Hiding ideas in plain sight
Sometimes the obvious idea won't be obvious to everyone.
When Lady Gaga sang Born This Way during the halftime show of Superbowl 2017, the message was clear to me. The song is basically a hymn to inclusion. If anyone had any doubts, she lists the things that are OK: "No matter gay, straight, or bi / Lesbian, transgendered life / I'm on the right track baby / I was born to survive".
And yet, she managed to appease both sides: after the performance, many people thanked her on Twitter for "not getting too political" during Superbowl. How did people miss it?
I think the answer is in the multi-layered message. You could enjoy the music without understanding the lyrics. And you could even enjoy the visuals without hearing the music behind them. People might choose to see one aspect of your art but not the others.
This is a small collage I made from parade confetti. It looks festive and abstract enough to be politically neutral.
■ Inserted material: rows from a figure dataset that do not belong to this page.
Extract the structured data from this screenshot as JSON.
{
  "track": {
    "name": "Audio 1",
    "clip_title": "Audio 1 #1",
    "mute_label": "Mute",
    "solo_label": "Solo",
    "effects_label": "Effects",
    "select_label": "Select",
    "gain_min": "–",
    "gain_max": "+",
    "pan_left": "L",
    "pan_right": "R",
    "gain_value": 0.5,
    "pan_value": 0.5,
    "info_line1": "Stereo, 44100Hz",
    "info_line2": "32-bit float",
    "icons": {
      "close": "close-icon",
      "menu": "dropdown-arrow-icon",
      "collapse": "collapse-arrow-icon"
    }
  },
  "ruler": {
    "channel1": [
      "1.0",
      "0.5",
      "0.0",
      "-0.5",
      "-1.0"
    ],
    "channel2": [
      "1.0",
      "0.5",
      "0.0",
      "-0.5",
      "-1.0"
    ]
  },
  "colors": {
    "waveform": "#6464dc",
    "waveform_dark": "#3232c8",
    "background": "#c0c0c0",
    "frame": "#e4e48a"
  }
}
The parade confetti has a story. It came from the Pats' previous victory celebration, two years ago in January 2015 in Boston. I collected some of the pieces from the snow that time because even though I don't follow sports, the event felt special.
This year, with an exciting victory, the Superbowl felt special again. I rmembered about the confetti I had stored away. Time to use it! And as I arranged the pieces, they seemed to have an order to themselves. The most harmonious composition read as a rainbow from top to bottom. So I kept it.
Kasimir Malevich, a Russian avant-garde artist, pulled a similar trick with his images of peasants. His message was dangerously anti-government: the identity of individuals being erased in favor of collective labour. But his work was not suppressed, and even enjoyed some official recognition. The very same aesthetic of confirmity to a larger ideal suited the Communist government. The message was hidden in plain sight, and was embraced by the authorities.
2017 is a crazy political year. It feels more dangerous than I've felt in a long time. But I also feel hopeful. And it feels interesting to see parallels to today's protests back from the 1930s. All that art history is starting to sound really useful.